After some time playing with minidom in Python, I finally looked at alternatives and discovered SAX. For my usual requirements (pulling data out of XML files into various internal data structures) this is so much of an improvement over minidom that I wish I'd come to it first, rather than deal with the mess that is minidom for reading XML. I'm still learning the ins and outs of SAX, but as a brief summary for those who know it even less than me I'll explain the basics.

SAX is an event-based XML parser. What this means is that it will read in XML and generate events based on what it has read in. Events would be something like the start of an element, the end of an element, etc. Your application then receives these events and can respond to them appropriately. This can entail a small amount of extra book-keeping in your application to know where you are in the XML tree (assuming that's important for your app), but it is so much easier to deal with than the multiple levels of looping through child nodes that is required to pull data out of an entire DOM tree.

My first problem with SAX (at least from what I know of it so far anyway) is that with a complicated XML file you can end up with an extremely large and non-cohesive handler for your file.

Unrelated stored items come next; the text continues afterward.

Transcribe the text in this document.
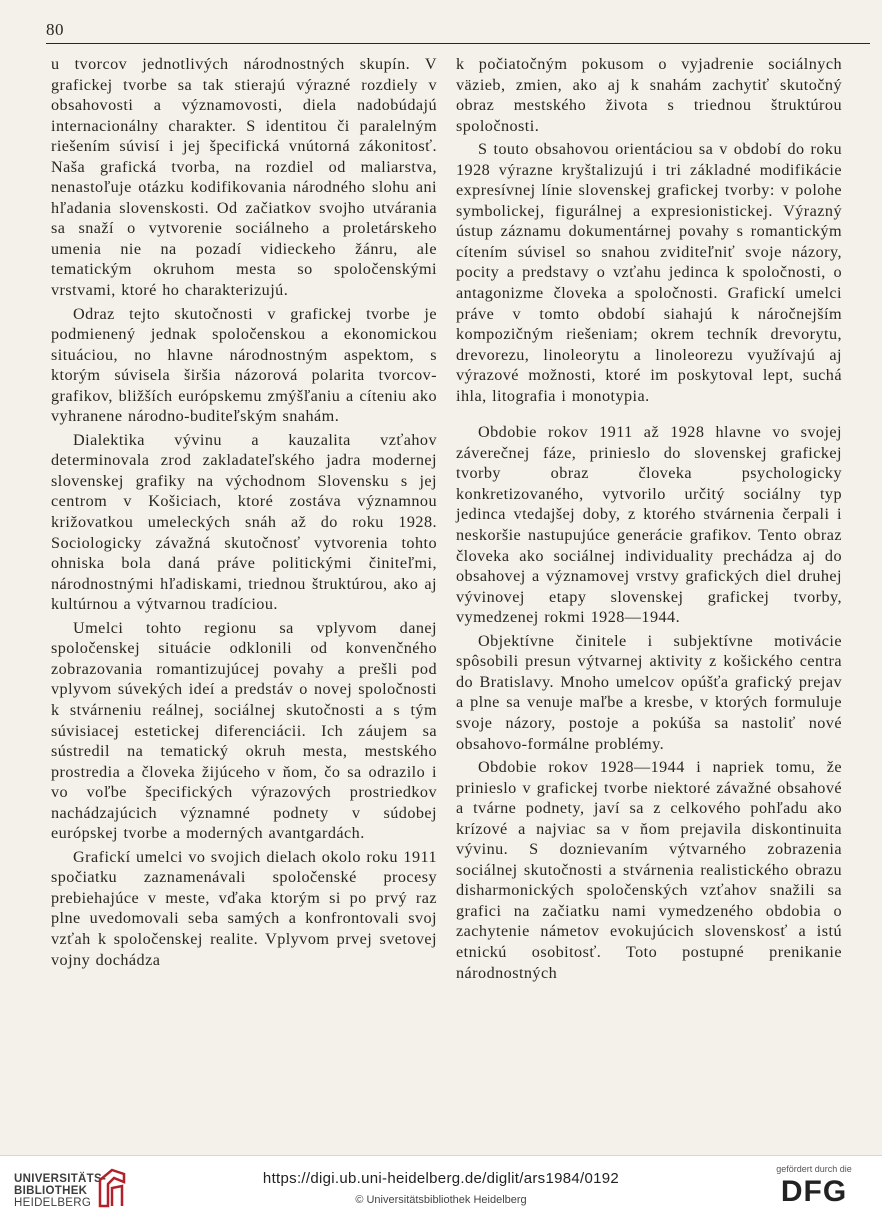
80

u tvorcov jednotlivých národnostných skupín. V grafickej tvorbe sa tak stierajú výrazné rozdiely v obsahovosti a významovosti, diela nadobúdajú internacionálny charakter. S identitou či paralelným riešením súvisí i jej špecifická vnútorná zákonitosť. Naša grafická tvorba, na rozdiel od maliarstva, nenastoľuje otázku kodifikovania národného slohu ani hľadania slovenskosti. Od začiatkov svojho utvárania sa snaží o vytvorenie sociálneho a proletárskeho umenia nie na pozadí vidieckeho žánru, ale tematickým okruhom mesta so spoločenskými vrstvami, ktoré ho charakterizujú.

Odraz tejto skutočnosti v grafickej tvorbe je podmienený jednak spoločenskou a ekonomickou situáciou, no hlavne národnostným aspektom, s ktorým súvisela širšia názorová polarita tvorcov-grafikov, bližších európskemu zmýšľaniu a cíteniu ako vyhranene národno-buditeľským snahám.

Dialektika vývinu a kauzalita vzťahov determinovala zrod zakladateľského jadra modernej slovenskej grafiky na východnom Slovensku s jej centrom v Košiciach, ktoré zostáva významnou križovatkou umeleckých snáh až do roku 1928. Sociologicky závažná skutočnosť vytvorenia tohto ohniska bola daná práve politickými činiteľmi, národnostnými hľadiskami, triednou štruktúrou, ako aj kultúrnou a výtvarnou tradíciou.

Umelci tohto regionu sa vplyvom danej spoločenskej situácie odklonili od konvenčného zobrazovania romantizujúcej povahy a prešli pod vplyvom súvekých ideí a predstáv o novej spoločnosti k stvárneniu reálnej, sociálnej skutočnosti a s tým súvisiacej estetickej diferenciácii. Ich záujem sa sústredil na tematický okruh mesta, mestského prostredia a človeka žijúceho v ňom, čo sa odrazilo i vo voľbe špecifických výrazových prostriedkov nachádzajúcich významné podnety v súdobej európskej tvorbe a moderných avantgardách.

Grafickí umelci vo svojich dielach okolo roku 1911 spočiatku zaznamenávali spoločenské procesy prebiehajúce v meste, vďaka ktorým si po prvý raz plne uvedomovali seba samých a konfrontovali svoj vzťah k spoločenskej realite. Vplyvom prvej svetovej vojny dochádza

k počiatočným pokusom o vyjadrenie sociálnych väzieb, zmien, ako aj k snahám zachytiť skutočný obraz mestského života s triednou štruktúrou spoločnosti.

S touto obsahovou orientáciou sa v období do roku 1928 výrazne kryštalizujú i tri základné modifikácie expresívnej línie slovenskej grafickej tvorby: v polohe symbolickej, figurálnej a expresionistickej. Výrazný ústup záznamu dokumentárnej povahy s romantickým cítením súvisel so snahou zviditeľniť svoje názory, pocity a predstavy o vzťahu jedinca k spoločnosti, o antagonizme človeka a spoločnosti. Grafickí umelci práve v tomto období siahajú k náročnejším kompozičným riešeniam; okrem techník drevorytu, drevorezu, linoleorytu a linoleorezu využívajú aj výrazové možnosti, ktoré im poskytoval lept, suchá ihla, litografia i monotypia.

Obdobie rokov 1911 až 1928 hlavne vo svojej záverečnej fáze, prinieslo do slovenskej grafickej tvorby obraz človeka psychologicky konkretizovaného, vytvorilo určitý sociálny typ jedinca vtedajšej doby, z ktorého stvárnenia čerpali i neskoršie nastupujúce generácie grafikov. Tento obraz človeka ako sociálnej individuality prechádza aj do obsahovej a významovej vrstvy grafických diel druhej vývinovej etapy slovenskej grafickej tvorby, vymedzenej rokmi 1928—1944.

Objektívne činitele i subjektívne motivácie spôsobili presun výtvarnej aktivity z košického centra do Bratislavy. Mnoho umelcov opúšťa grafický prejav a plne sa venuje maľbe a kresbe, v ktorých formuluje svoje názory, postoje a pokúša sa nastoliť nové obsahovo-formálne problémy.

Obdobie rokov 1928—1944 i napriek tomu, že prinieslo v grafickej tvorbe niektoré závažné obsahové a tvárne podnety, javí sa z celkového pohľadu ako krízové a najviac sa v ňom prejavila diskontinuita vývinu. S doznievaním výtvarného zobrazenia sociálnej skutočnosti a stvárnenia realistického obrazu disharmonických spoločenských vzťahov snažili sa grafici na začiatku nami vymedzeného obdobia o zachytenie námetov evokujúcich slovenskosť a istú etnickú osobitosť. Toto postupné prenikanie národnostných

UNIVERSITÄTS-
BIBLIOTHEK
HEIDELBERG
https://digi.ub.uni-heidelberg.de/diglit/ars1984/0192
© Universitätsbibliothek Heidelberg
gefördert durch die
DFG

To get around this I created a SAX content handler that maintains a 'processor stack' that allows you to split down your processing into more flexible, cohesive units. It isn't perfect (it has some ugliness when it comes to transferring data between processors currently, and adding a new processor is something that is hard-coded into each processor) but it makes for a nice system to me as I can split up my processing to any level I like, the processor stack acts as that extra book keeping I mentioned and it does so transparently. It allows for more flexibility in changing the structure and reuse of components.

All in all, I quite like SAX and I'll probably like it even more if I spend some time on my content processing to make it a more generic solution :)